They say there’s a grain of truth in every joke and that may well turn out to be the case with Suzuki’s long-wished for Jimny bakkie.
On April 1 this year Suzuki Auto South Africa posted a rendering of a Jimny with a load bed on its social media platforms as an apparent April Fool’s Day gag.
Suzuki Australia’s general manager Michael Pachota has confirmed that a Jimny ute could certainly see the light of day.
“Anything that starts with Jimmy ends in sales,” Pachota told Australian media, as reported by CarSales.
“The project, I would say, is not dead,” he said when quizzed about the possibility of a pick-up.
“Imagine a Jimny with two seats at the front and nothing at the back?”
Rumours of a Jimny bakkie have been swirling ever since the current-generation SUV surfaced in 2018, and the carmaker even went as far as showing a concept version at that year’s Tokyo Auto Salon.
However, that vehicle would not have made practical sense as it was based on the three-door Jimny and as a result had a very small cargo area.
However, the recently introduced five-door Suzuki Jimny with its 340mm-longer wheelbase, appears to make a lot more sense as a basis for the Jimny bakkie as the April 1 ‘joke’ rendering illustrates all too well.

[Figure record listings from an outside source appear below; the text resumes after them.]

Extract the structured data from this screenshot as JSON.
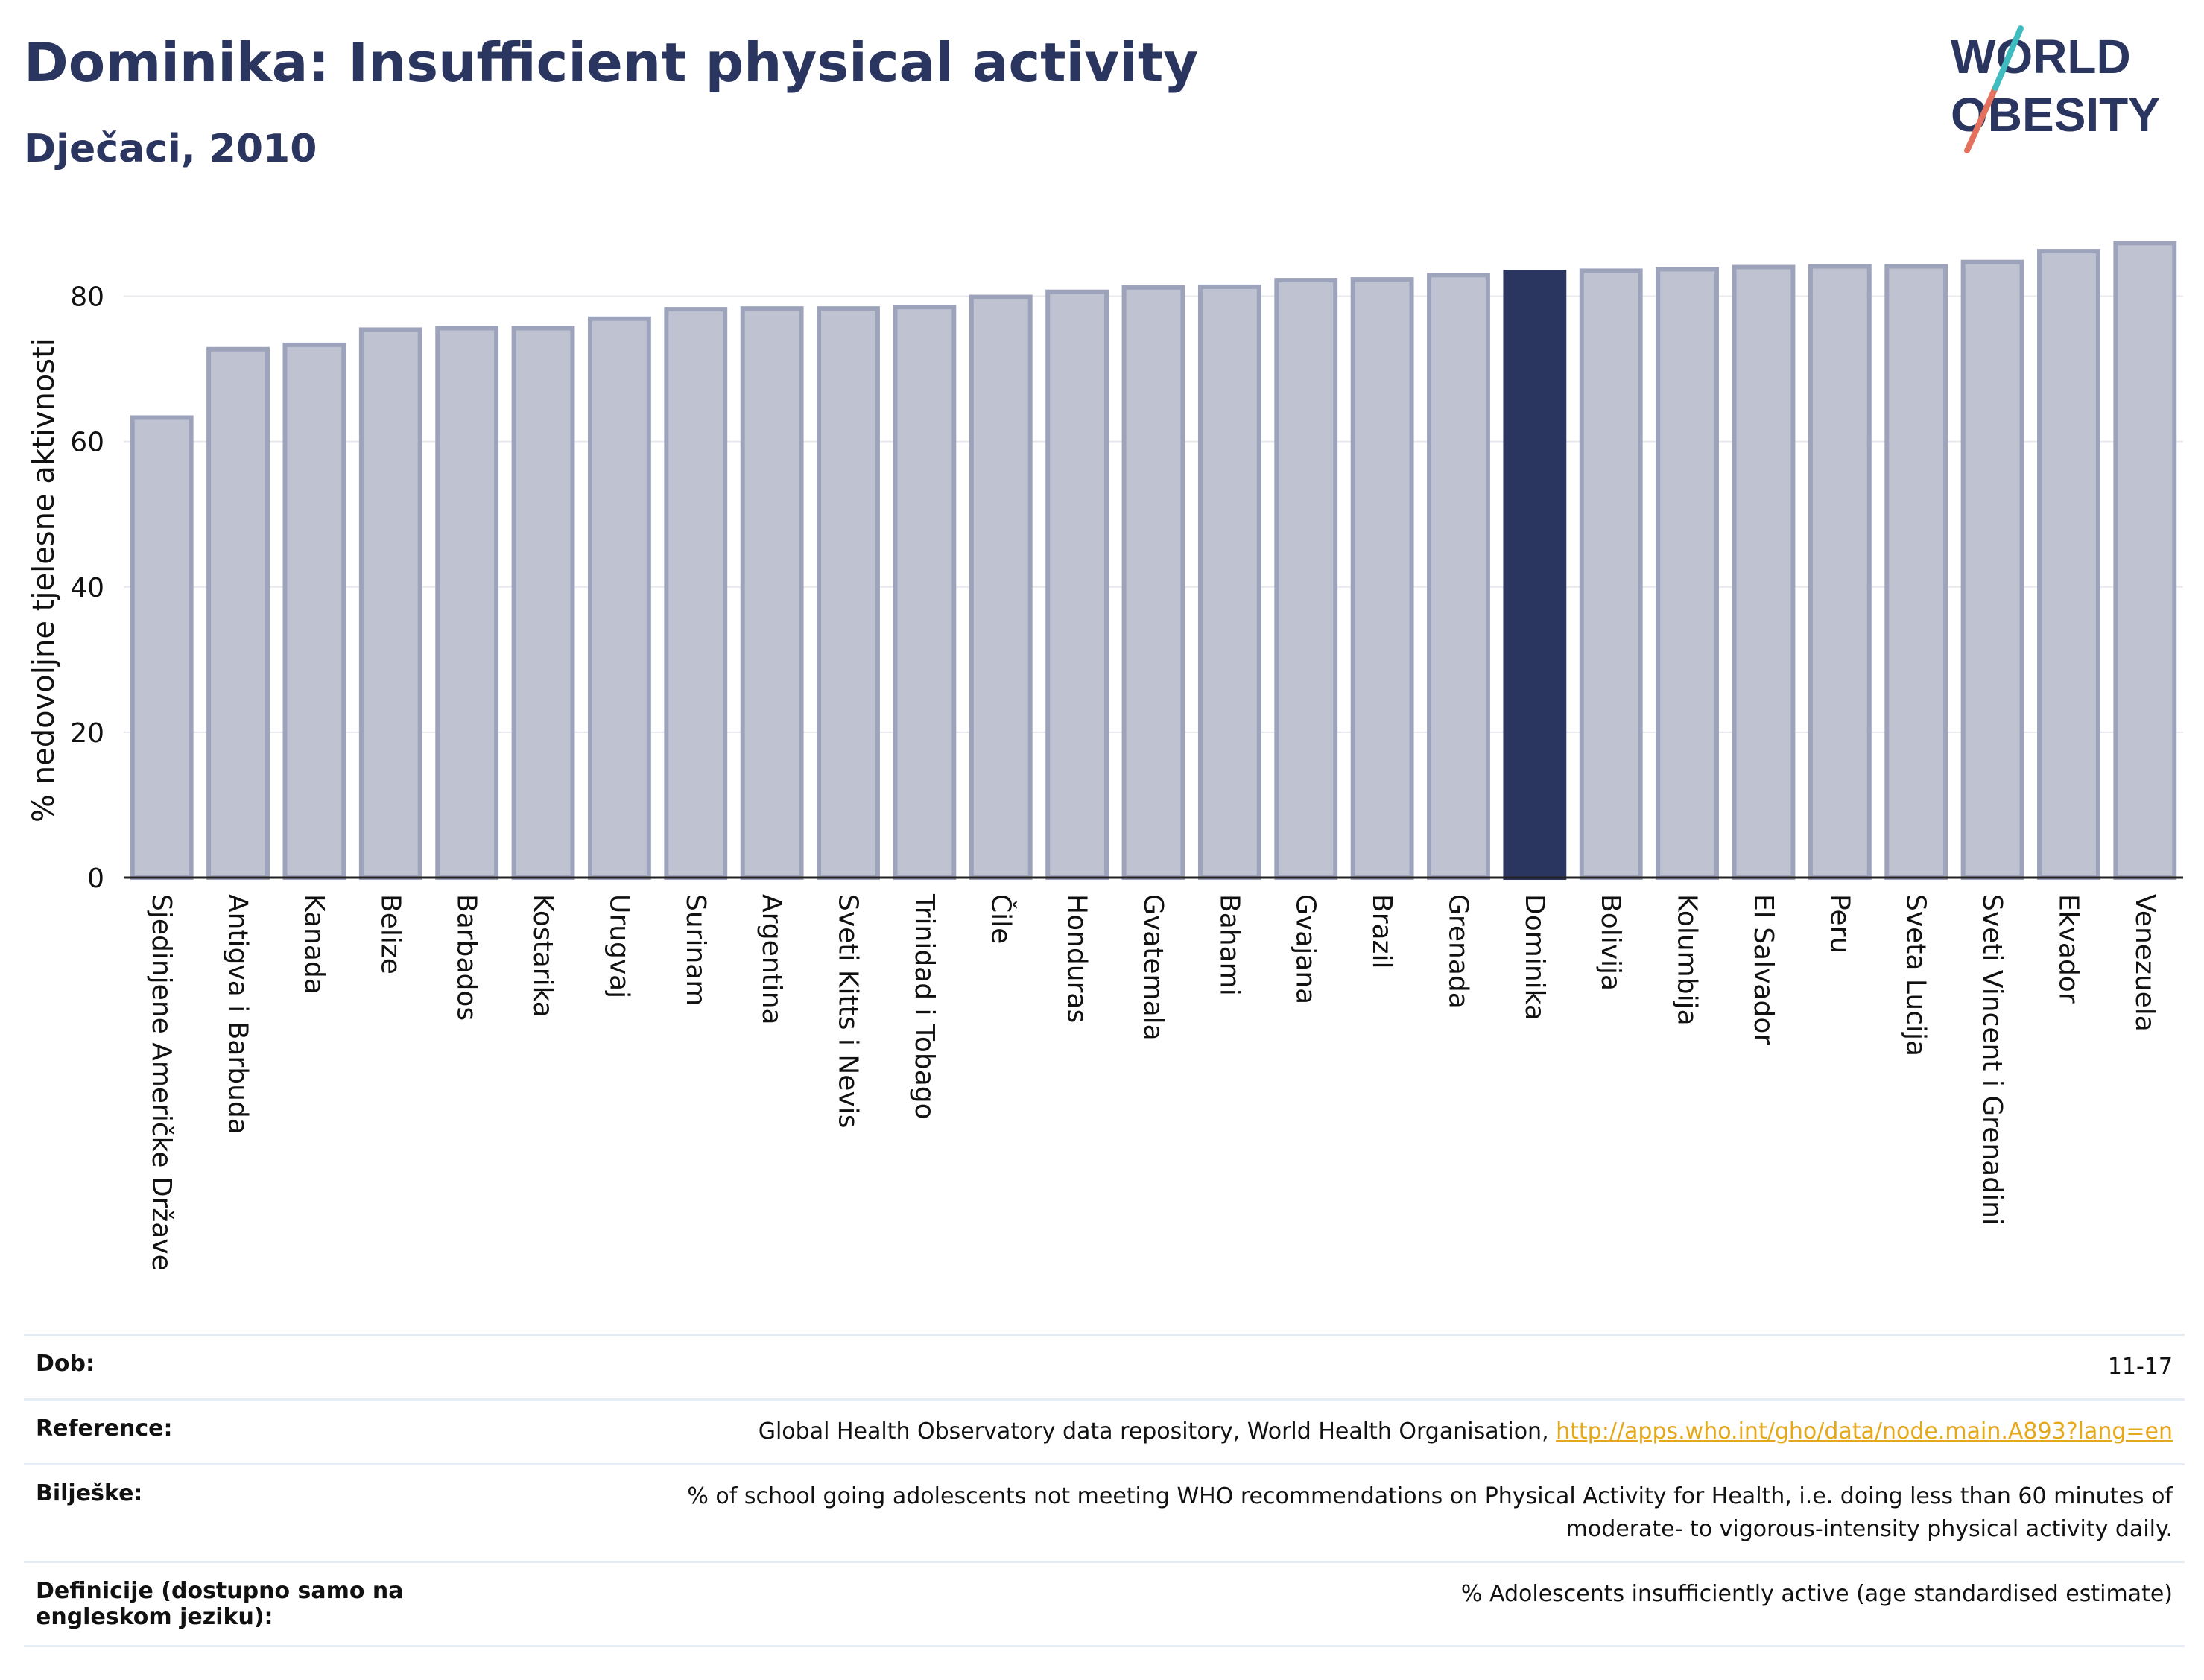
{
  "header": {
    "title": "Dominika: Insufficient physical activity",
    "subtitle": "Dječaci, 2010"
  },
  "logo": {
    "line1": "WORLD",
    "line2": "OBESITY"
  },
  "colors": {
    "title": "#2b3660",
    "bar": "#bfc3d1",
    "bar_stroke": "#9da3bb",
    "highlight": "#2b3660",
    "link": "#e3a91a"
  },
  "chart_data": {
    "type": "bar",
    "ylabel": "% nedovoljne tjelesne aktivnosti",
    "ylim": [
      0,
      90
    ],
    "yticks": [
      0,
      20,
      40,
      60,
      80
    ],
    "grid": true,
    "highlight": "Dominika",
    "categories": [
      "Sjedinjene Američke Države",
      "Antigva i Barbuda",
      "Kanada",
      "Belize",
      "Barbados",
      "Kostarika",
      "Urugvaj",
      "Surinam",
      "Argentina",
      "Sveti Kitts i Nevis",
      "Trinidad i Tobago",
      "Čile",
      "Honduras",
      "Gvatemala",
      "Bahami",
      "Gvajana",
      "Brazil",
      "Grenada",
      "Dominika",
      "Bolivija",
      "Kolumbija",
      "El Salvador",
      "Peru",
      "Sveta Lucija",
      "Sveti Vincent i Grenadini",
      "Ekvador",
      "Venezuela"
    ],
    "values": [
      63.3,
      72.7,
      73.3,
      75.4,
      75.6,
      75.6,
      76.9,
      78.2,
      78.3,
      78.3,
      78.5,
      79.9,
      80.6,
      81.2,
      81.3,
      82.2,
      82.3,
      82.9,
      83.3,
      83.5,
      83.7,
      84.0,
      84.1,
      84.1,
      84.7,
      86.2,
      87.3
    ]
  },
  "info": {
    "age_label": "Dob:",
    "age_value": "11-17",
    "reference_label": "Reference:",
    "reference_text": "Global Health Observatory data repository, World Health Organisation, ",
    "reference_link": "http://apps.who.int/gho/data/node.main.A893?lang=en",
    "notes_label": "Bilješke:",
    "notes_value": "% of school going adolescents not meeting WHO recommendations on Physical Activity for Health, i.e. doing less than 60 minutes of moderate- to vigorous-intensity physical activity daily.",
    "definitions_label": "Definicije (dostupno samo na engleskom jeziku):",
    "definitions_value": "% Adolescents insufficiently active (age standardised estimate)"
  }
}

Although it will never fill the shoes of other small bakkies like the recently departed Nissan NP200, due to the Jimny’s expensive 4x4 hardware, a Jimny bakkie would certainly fill an interesting niche.
And like the Aussie exec stated, the Jimny badge basically prints money.

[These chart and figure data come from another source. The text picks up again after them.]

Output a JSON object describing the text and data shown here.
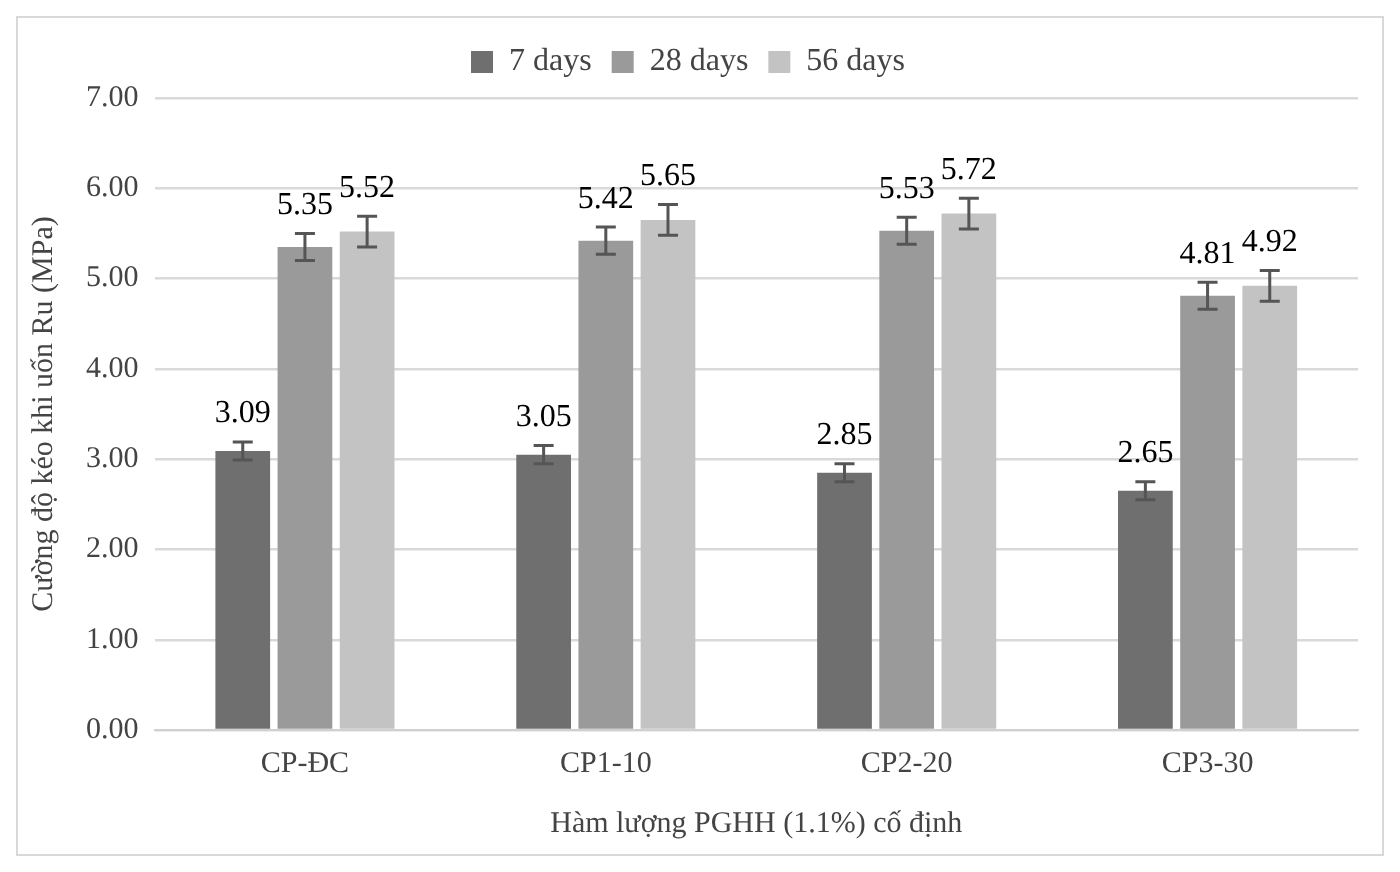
{
  "chart_data": {
    "type": "bar",
    "xlabel": "Hàm lượng PGHH (1.1%) cố định",
    "ylabel": "Cường độ kéo khi uốn Ru (MPa)",
    "categories": [
      "CP-ĐC",
      "CP1-10",
      "CP2-20",
      "CP3-30"
    ],
    "series": [
      {
        "name": "7 days",
        "color": "#6f6f6f",
        "values": [
          3.09,
          3.05,
          2.85,
          2.65
        ],
        "errors": [
          0.1,
          0.1,
          0.1,
          0.1
        ]
      },
      {
        "name": "28 days",
        "color": "#9a9a9a",
        "values": [
          5.35,
          5.42,
          5.53,
          4.81
        ],
        "errors": [
          0.15,
          0.15,
          0.15,
          0.15
        ]
      },
      {
        "name": "56 days",
        "color": "#c3c3c3",
        "values": [
          5.52,
          5.65,
          5.72,
          4.92
        ],
        "errors": [
          0.17,
          0.17,
          0.17,
          0.17
        ]
      }
    ],
    "ylim": [
      0,
      7
    ],
    "yticks": [
      {
        "value": 0,
        "label": "0.00"
      },
      {
        "value": 1,
        "label": "1.00"
      },
      {
        "value": 2,
        "label": "2.00"
      },
      {
        "value": 3,
        "label": "3.00"
      },
      {
        "value": 4,
        "label": "4.00"
      },
      {
        "value": 5,
        "label": "5.00"
      },
      {
        "value": 6,
        "label": "6.00"
      },
      {
        "value": 7,
        "label": "7.00"
      }
    ],
    "grid": "y",
    "legend": "top",
    "data_labels": true
  }
}
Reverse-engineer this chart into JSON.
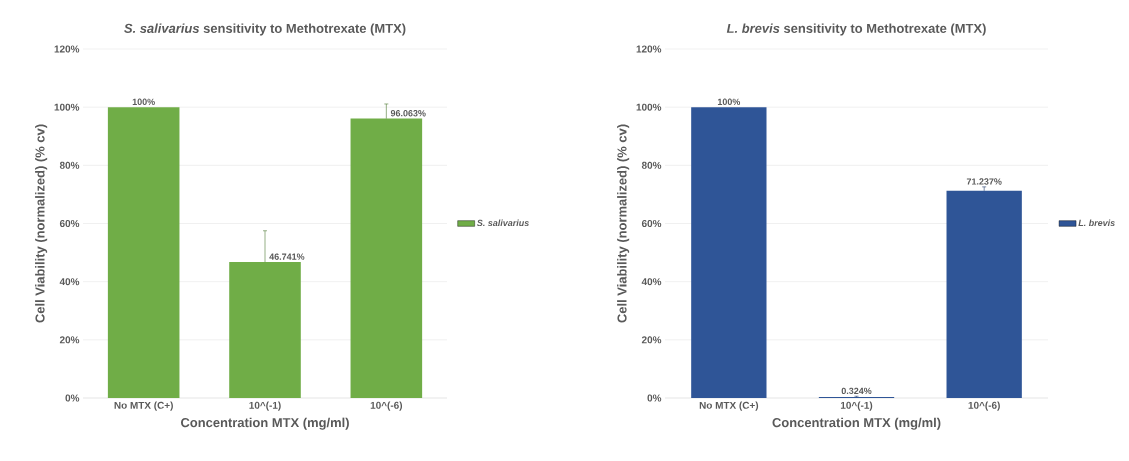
{
  "chart_data": [
    {
      "type": "bar",
      "title": "*S. salivarius* sensitivity to Methotrexate (MTX)",
      "xlabel": "Concentration MTX (mg/ml)",
      "ylabel": "Cell Viability (normalized) (% cv)",
      "categories": [
        "No MTX (C+)",
        "10^(-1)",
        "10^(-6)"
      ],
      "series": [
        {
          "name": "S. salivarius",
          "color": "#70ad47",
          "values": [
            100,
            46.741,
            96.063
          ],
          "value_labels": [
            "100%",
            "46.741%",
            "96.063%"
          ],
          "errors": [
            null,
            [
              46.741,
              57.5
            ],
            [
              96.063,
              101.1
            ]
          ]
        }
      ],
      "ylim": [
        0,
        120
      ],
      "yticks": [
        {
          "value": 0,
          "label": "0%"
        },
        {
          "value": 20,
          "label": "20%"
        },
        {
          "value": 40,
          "label": "40%"
        },
        {
          "value": 60,
          "label": "60%"
        },
        {
          "value": 80,
          "label": "80%"
        },
        {
          "value": 100,
          "label": "100%"
        },
        {
          "value": 120,
          "label": "120%"
        }
      ],
      "grid": "y",
      "legend": "right"
    },
    {
      "type": "bar",
      "title": "*L. brevis* sensitivity to Methotrexate (MTX)",
      "xlabel": "Concentration MTX (mg/ml)",
      "ylabel": "Cell Viability (normalized) (% cv)",
      "categories": [
        "No MTX (C+)",
        "10^(-1)",
        "10^(-6)"
      ],
      "series": [
        {
          "name": "L. brevis",
          "color": "#2f5597",
          "values": [
            100,
            0.324,
            71.237
          ],
          "value_labels": [
            "100%",
            "0.324%",
            "71.237%"
          ],
          "errors": [
            null,
            [
              0.324,
              0.6
            ],
            [
              71.237,
              72.6
            ]
          ]
        }
      ],
      "ylim": [
        0,
        120
      ],
      "yticks": [
        {
          "value": 0,
          "label": "0%"
        },
        {
          "value": 20,
          "label": "20%"
        },
        {
          "value": 40,
          "label": "40%"
        },
        {
          "value": 60,
          "label": "60%"
        },
        {
          "value": 80,
          "label": "80%"
        },
        {
          "value": 100,
          "label": "100%"
        },
        {
          "value": 120,
          "label": "120%"
        }
      ],
      "grid": "y",
      "legend": "right"
    }
  ]
}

Hybrid and EV Jimnys on the cards
Apart from the long-rumoured pick-up, the Jimny family is also set to expand to include ‘new energy’ variants.

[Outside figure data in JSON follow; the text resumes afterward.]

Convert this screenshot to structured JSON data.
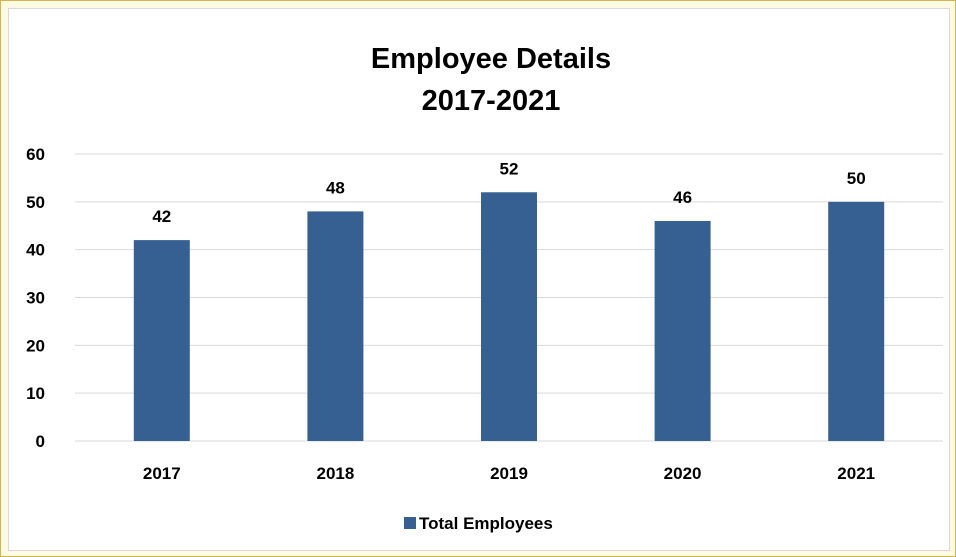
{
  "chart_data": {
    "type": "bar",
    "title": "Employee Details",
    "subtitle": "2017-2021",
    "categories": [
      "2017",
      "2018",
      "2019",
      "2020",
      "2021"
    ],
    "series": [
      {
        "name": "Total Employees",
        "values": [
          42,
          48,
          52,
          46,
          50
        ],
        "color": "#376092"
      }
    ],
    "ylim": [
      0,
      60
    ],
    "yticks": [
      0,
      10,
      20,
      30,
      40,
      50,
      60
    ],
    "grid": true,
    "legend": "bottom-center",
    "data_labels": true
  },
  "colors": {
    "frame_background": "#fffbe3",
    "frame_border": "#d8b54a",
    "gridline": "#d9d9d9",
    "bar": "#376092"
  }
}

Suzuki has already indicated that a fully-electric version of the Jimny will debut by 2030 as one of five new battery powered vehicles that will be aimed at the European market.
CarSales says a hybrid version of the Jimny is also an inevitable addition to the coming years, likely arriving with the model’s first facelift, although there’s no word on specific powertrain details at this stage.
A hybrid is something Suzuki is likely working on with urgency though, given that the currently 1.5-litre petrol engine no longer meets emissions standards in some markets.